Biliriz Noel Baba’yı... Her mübarek(!) noelin haftalarca öncesinden bizim memlekete de uğrar. Ne yana baksak oradadır. Küçük esnaftan tutun, büyük alışveriş merkezlerine kadar her yerde görürüz. Bize hediye vermez ama bizim noelimizin de maskotudur kendisi. Bizim noelimiz dediysem kızmayın hemen. İstemesek de memleketimizde kutlanan, o günlere özel konserlerin olduğu, her yanın süslendiği, son demlerinde herkese 5, 4, 3, 2, 1 diye saydırtılan bir zaman dilimidir... Ulaşılmamış gençlerin, sınırsız içeceği, canlı müzikle kutladığı o mübarek(!) gecede bir kenara iliştirilmiştir illa ki Noel Baba. Neredeyse her televizyon kanalının bir köşesindedir. Biliriz...

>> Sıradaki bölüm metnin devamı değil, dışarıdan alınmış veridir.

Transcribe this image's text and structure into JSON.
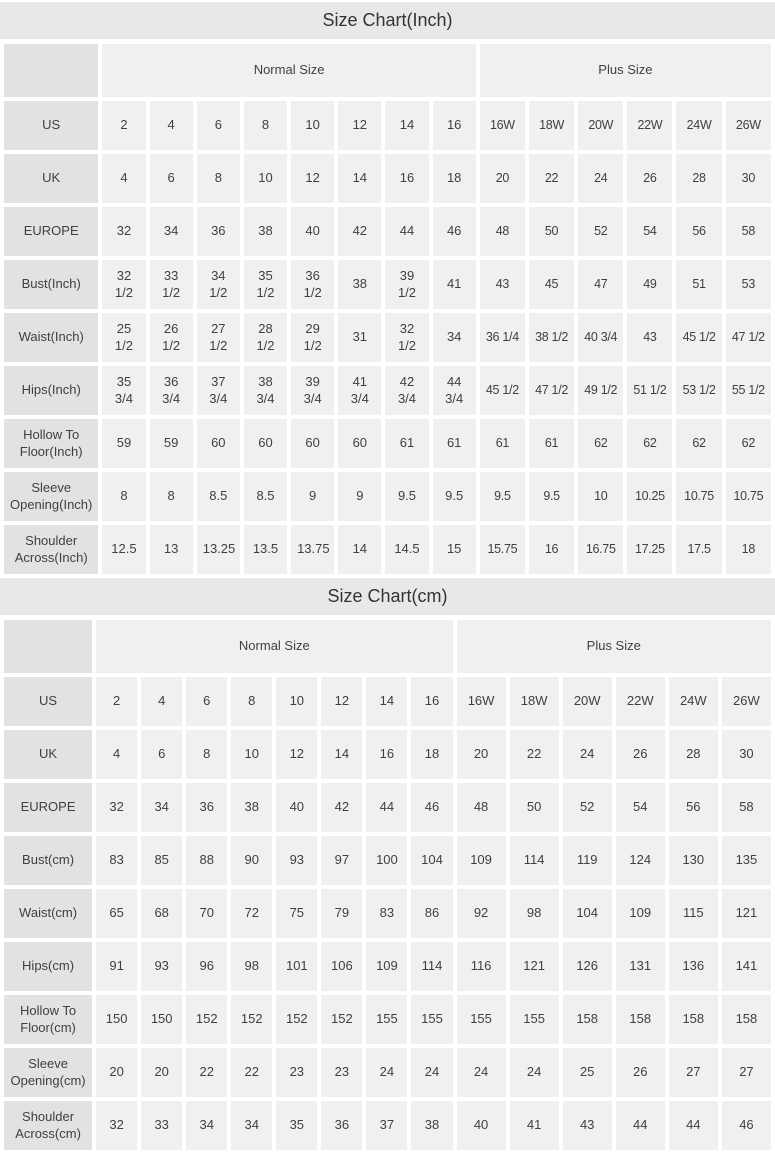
{
  "colors": {
    "title_bar_bg": "#e8e8e8",
    "label_cell_bg": "#e2e2e2",
    "data_cell_bg": "#f0f0f0",
    "text": "#404040"
  },
  "chart_data": [
    {
      "type": "table",
      "title": "Size Chart(Inch)",
      "column_groups": [
        {
          "label": "Normal Size",
          "span": 8
        },
        {
          "label": "Plus Size",
          "span": 6
        }
      ],
      "rows": [
        {
          "label": "US",
          "values": [
            "2",
            "4",
            "6",
            "8",
            "10",
            "12",
            "14",
            "16",
            "16W",
            "18W",
            "20W",
            "22W",
            "24W",
            "26W"
          ]
        },
        {
          "label": "UK",
          "values": [
            "4",
            "6",
            "8",
            "10",
            "12",
            "14",
            "16",
            "18",
            "20",
            "22",
            "24",
            "26",
            "28",
            "30"
          ]
        },
        {
          "label": "EUROPE",
          "values": [
            "32",
            "34",
            "36",
            "38",
            "40",
            "42",
            "44",
            "46",
            "48",
            "50",
            "52",
            "54",
            "56",
            "58"
          ]
        },
        {
          "label": "Bust(Inch)",
          "values": [
            "32 1/2",
            "33 1/2",
            "34 1/2",
            "35 1/2",
            "36 1/2",
            "38",
            "39 1/2",
            "41",
            "43",
            "45",
            "47",
            "49",
            "51",
            "53"
          ]
        },
        {
          "label": "Waist(Inch)",
          "values": [
            "25 1/2",
            "26 1/2",
            "27 1/2",
            "28 1/2",
            "29 1/2",
            "31",
            "32 1/2",
            "34",
            "36 1/4",
            "38 1/2",
            "40 3/4",
            "43",
            "45 1/2",
            "47 1/2"
          ]
        },
        {
          "label": "Hips(Inch)",
          "values": [
            "35 3/4",
            "36 3/4",
            "37 3/4",
            "38 3/4",
            "39 3/4",
            "41 3/4",
            "42 3/4",
            "44 3/4",
            "45 1/2",
            "47 1/2",
            "49 1/2",
            "51 1/2",
            "53 1/2",
            "55 1/2"
          ]
        },
        {
          "label": "Hollow To Floor(Inch)",
          "values": [
            "59",
            "59",
            "60",
            "60",
            "60",
            "60",
            "61",
            "61",
            "61",
            "61",
            "62",
            "62",
            "62",
            "62"
          ]
        },
        {
          "label": "Sleeve Opening(Inch)",
          "values": [
            "8",
            "8",
            "8.5",
            "8.5",
            "9",
            "9",
            "9.5",
            "9.5",
            "9.5",
            "9.5",
            "10",
            "10.25",
            "10.75",
            "10.75"
          ]
        },
        {
          "label": "Shoulder Across(Inch)",
          "values": [
            "12.5",
            "13",
            "13.25",
            "13.5",
            "13.75",
            "14",
            "14.5",
            "15",
            "15.75",
            "16",
            "16.75",
            "17.25",
            "17.5",
            "18"
          ]
        }
      ]
    },
    {
      "type": "table",
      "title": "Size Chart(cm)",
      "column_groups": [
        {
          "label": "Normal Size",
          "span": 8
        },
        {
          "label": "Plus Size",
          "span": 6
        }
      ],
      "rows": [
        {
          "label": "US",
          "values": [
            "2",
            "4",
            "6",
            "8",
            "10",
            "12",
            "14",
            "16",
            "16W",
            "18W",
            "20W",
            "22W",
            "24W",
            "26W"
          ]
        },
        {
          "label": "UK",
          "values": [
            "4",
            "6",
            "8",
            "10",
            "12",
            "14",
            "16",
            "18",
            "20",
            "22",
            "24",
            "26",
            "28",
            "30"
          ]
        },
        {
          "label": "EUROPE",
          "values": [
            "32",
            "34",
            "36",
            "38",
            "40",
            "42",
            "44",
            "46",
            "48",
            "50",
            "52",
            "54",
            "56",
            "58"
          ]
        },
        {
          "label": "Bust(cm)",
          "values": [
            "83",
            "85",
            "88",
            "90",
            "93",
            "97",
            "100",
            "104",
            "109",
            "114",
            "119",
            "124",
            "130",
            "135"
          ]
        },
        {
          "label": "Waist(cm)",
          "values": [
            "65",
            "68",
            "70",
            "72",
            "75",
            "79",
            "83",
            "86",
            "92",
            "98",
            "104",
            "109",
            "115",
            "121"
          ]
        },
        {
          "label": "Hips(cm)",
          "values": [
            "91",
            "93",
            "96",
            "98",
            "101",
            "106",
            "109",
            "114",
            "116",
            "121",
            "126",
            "131",
            "136",
            "141"
          ]
        },
        {
          "label": "Hollow To Floor(cm)",
          "values": [
            "150",
            "150",
            "152",
            "152",
            "152",
            "152",
            "155",
            "155",
            "155",
            "155",
            "158",
            "158",
            "158",
            "158"
          ]
        },
        {
          "label": "Sleeve Opening(cm)",
          "values": [
            "20",
            "20",
            "22",
            "22",
            "23",
            "23",
            "24",
            "24",
            "24",
            "24",
            "25",
            "26",
            "27",
            "27"
          ]
        },
        {
          "label": "Shoulder Across(cm)",
          "values": [
            "32",
            "33",
            "34",
            "34",
            "35",
            "36",
            "37",
            "38",
            "40",
            "41",
            "43",
            "44",
            "44",
            "46"
          ]
        }
      ]
    }
  ]
}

Bilirler Noel Baba’yı. Dünyanın en büyük katedralinin bulunduğu, Fildişi Sahili’nin zengin-fakir fertleri de bilirler. Anlatmıştır illa ki birileri. Önce hasta edilip sonra tedavi edilme vaadiyle hristiyanlaştırılan beldeler de bilirler bir şekilde. Önce aç bırakılıp sonra yardım edilme vaadiyle hristiyanlaştırılan beldeler de... Dili, dini, kültürü, varı, yoğu sömürülen memleketlere de adı ulaşmıştır Noel Baba’nın... (Ya kendisi?)

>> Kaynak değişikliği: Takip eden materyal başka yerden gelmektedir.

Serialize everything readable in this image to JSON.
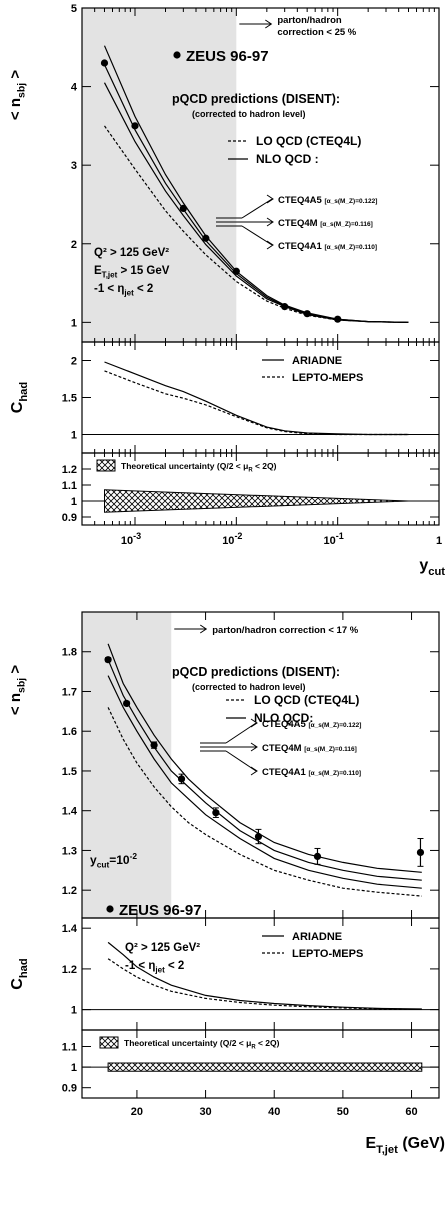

Her yıl, yaklaşık 1 ay boyunca dünyayı (artık dolaşamasa da) donatan, nereye baksak orada olan, çocukların hayallerini süsleyen Noel Baba, uğramış mıdır herhangi bir Afrika ülkesinde susuzluktan kırılan hanelere? Hayallerini süslediği çocukların, hayatlarını bile hayal edemeyen çocuklar var ya... Onların kalplerine girebilmiş midir bacadan da olsa? Baca demişken... Afrika insanının kamıştan yapılmış, tek odalık, içerisinde bir dolu insan kaldığı evlerin(!) bacaları yok diye mi uğramadı henüz? Ya da Afrika uzak mı kaçtı, Ren Geyiklerinin yakıtı yetmeyebilir zira? Yoksa kendisi karlı havalara alışık olduğu için sıcak gelir diye mi?
Hülasa, bilinir Noel Baba... Geleceğini bilsek bacalarımızı tıkarız, ama biliriz. Hz. İsa aleyhisselamın doğumu diye iddia edilen Noel’i de biliriz. Bangır bangır noel reklamlarını izlemesek de, her noelde bizim mahalleden arkadaşların ‘‘biz kutlamıyoruz, kutlama-kutlattırma’’ sloganlarından duyarız, öğreniriz. Sanki biz kutluyoruz...
Biz babamızı da iyi biliriz, atamızı da... Ama Afrika’daki biçarelere yönlendirebiliriz. Onlar öyle girift hediyeler de istemezler. İdare edecek kadar su, bir dilim de ekmek olsa kafidir. Bir de tebessüm edilirse gözlerinin ta içine bakılarak, dünyalar onların olur. Elhasıl Noel Baba, iyisi mi sen Afrika’ya da uğra. Ancak, önce hasta edip sonra ilacı göstererek değil. Diliyle, diniyle oynamak için de değil. Bir dilim ekmek verip, varını yoğunu sömürerek hiç değil!